Decision Trees and Random Forest in Machine Learning
In this lesson, you'll learn two of the most powerful and intuitive algorithms in Machine Learning: Decision Trees and Random Forests. These algorithms are commonly used for both classification and regression problems.
What is a Decision Tree?
A Decision Tree is a flowchart-like structure where each internal node represents a decision based on a feature (e.g., "Is Age > 30?"), each branch represents the outcome of the decision, and each leaf node represents a final output or class label.
It mimics human decision-making and is easy to visualize, making it a great tool for beginners to understand how models make predictions.
Example: Deciding Loan Approval
Imagine a bank wants to decide whether to approve a loan. Here are a few simple rules they might use:
- If Income > 50,000 → Approve
- Else, if Credit Score > 700 → Approve
- Else → Reject
This logic can be represented as a tree. The model "splits" the data at each node to separate it into categories as cleanly as possible.
🧠 Question: How does a Decision Tree decide which feature to split on?
🔹 Answer: It uses metrics like Gini Impurity
or Information Gain
to determine which feature creates the most pure subsets of data.
Python Code: Building a Decision Tree
Let’s use the popular scikit-learn
library to train a Decision Tree classifier on the famous Titanic dataset.
import pandas as pd
from sklearn.model_selection import train_test_split
from sklearn.tree import DecisionTreeClassifier
from sklearn.metrics import accuracy_score
# Load dataset
url = 'https://raw.githubusercontent.com/datasciencedojo/datasets/master/titanic.csv'
df = pd.read_csv(url)
# Select relevant features
df = df[['Survived', 'Pclass', 'Sex', 'Age']]
df.dropna(inplace=True)
# Convert categorical column 'Sex' to numeric
df['Sex'] = df['Sex'].map({'male': 0, 'female': 1})
# Split features and target
X = df[['Pclass', 'Sex', 'Age']]
y = df['Survived']
# Train/test split
X_train, X_test, y_train, y_test = train_test_split(X, y, test_size=0.2, random_state=42)
# Train Decision Tree
clf = DecisionTreeClassifier()
clf.fit(X_train, y_train)
# Predict
y_pred = clf.predict(X_test)
# Evaluate
print("Accuracy:", accuracy_score(y_test, y_pred))
Output:
Accuracy: 0.75 # Output may vary slightly
Code Explanation
- df = pd.read_csv(...): Loads the Titanic dataset.
- df['Sex'].map(...): Converts categorical data into numbers (0 for male, 1 for female).

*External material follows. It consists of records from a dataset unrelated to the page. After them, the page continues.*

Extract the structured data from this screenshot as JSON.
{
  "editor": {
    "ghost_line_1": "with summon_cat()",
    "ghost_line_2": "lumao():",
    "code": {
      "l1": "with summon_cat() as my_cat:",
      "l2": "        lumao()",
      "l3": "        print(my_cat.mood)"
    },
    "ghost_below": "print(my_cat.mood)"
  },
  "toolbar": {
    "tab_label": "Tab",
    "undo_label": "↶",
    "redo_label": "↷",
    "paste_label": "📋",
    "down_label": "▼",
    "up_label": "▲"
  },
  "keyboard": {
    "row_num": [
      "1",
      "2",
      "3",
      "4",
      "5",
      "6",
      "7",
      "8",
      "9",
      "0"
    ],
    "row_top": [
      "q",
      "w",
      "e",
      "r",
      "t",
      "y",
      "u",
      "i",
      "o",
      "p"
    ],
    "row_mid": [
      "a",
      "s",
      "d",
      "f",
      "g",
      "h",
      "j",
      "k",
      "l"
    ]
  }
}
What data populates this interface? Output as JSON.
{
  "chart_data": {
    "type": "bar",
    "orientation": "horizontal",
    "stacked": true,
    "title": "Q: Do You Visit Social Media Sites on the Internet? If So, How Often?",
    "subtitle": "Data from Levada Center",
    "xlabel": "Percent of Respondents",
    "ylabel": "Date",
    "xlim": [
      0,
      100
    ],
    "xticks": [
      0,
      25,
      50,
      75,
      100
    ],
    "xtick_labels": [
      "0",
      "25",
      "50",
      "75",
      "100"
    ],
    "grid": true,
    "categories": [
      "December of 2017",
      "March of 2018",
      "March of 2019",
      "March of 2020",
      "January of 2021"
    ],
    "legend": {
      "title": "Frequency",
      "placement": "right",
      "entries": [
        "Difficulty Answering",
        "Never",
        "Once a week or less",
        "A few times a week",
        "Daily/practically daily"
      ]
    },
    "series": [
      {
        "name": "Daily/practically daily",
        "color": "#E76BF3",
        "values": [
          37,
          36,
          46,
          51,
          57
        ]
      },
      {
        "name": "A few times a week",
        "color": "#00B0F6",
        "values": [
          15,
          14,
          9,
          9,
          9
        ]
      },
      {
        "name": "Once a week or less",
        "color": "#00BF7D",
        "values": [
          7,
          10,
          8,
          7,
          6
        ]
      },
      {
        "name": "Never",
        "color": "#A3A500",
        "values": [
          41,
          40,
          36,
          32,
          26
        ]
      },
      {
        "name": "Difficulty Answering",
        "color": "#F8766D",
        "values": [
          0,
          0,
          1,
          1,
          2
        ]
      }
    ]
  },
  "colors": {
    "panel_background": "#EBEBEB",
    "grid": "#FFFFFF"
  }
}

- DecisionTreeClassifier: scikit-learn's class for creating decision tree models.
- accuracy_score: Measures how many predictions were correct.
💠 Question: Why is it important to convert categorical variables into numeric?
🔹 Answer: Most machine learning models work only with numbers. Categorical text like 'male' or 'female' must be encoded numerically.
What is a Random Forest?
A Random Forest is an ensemble method that builds multiple Decision Trees and merges them together to get a more accurate and stable prediction.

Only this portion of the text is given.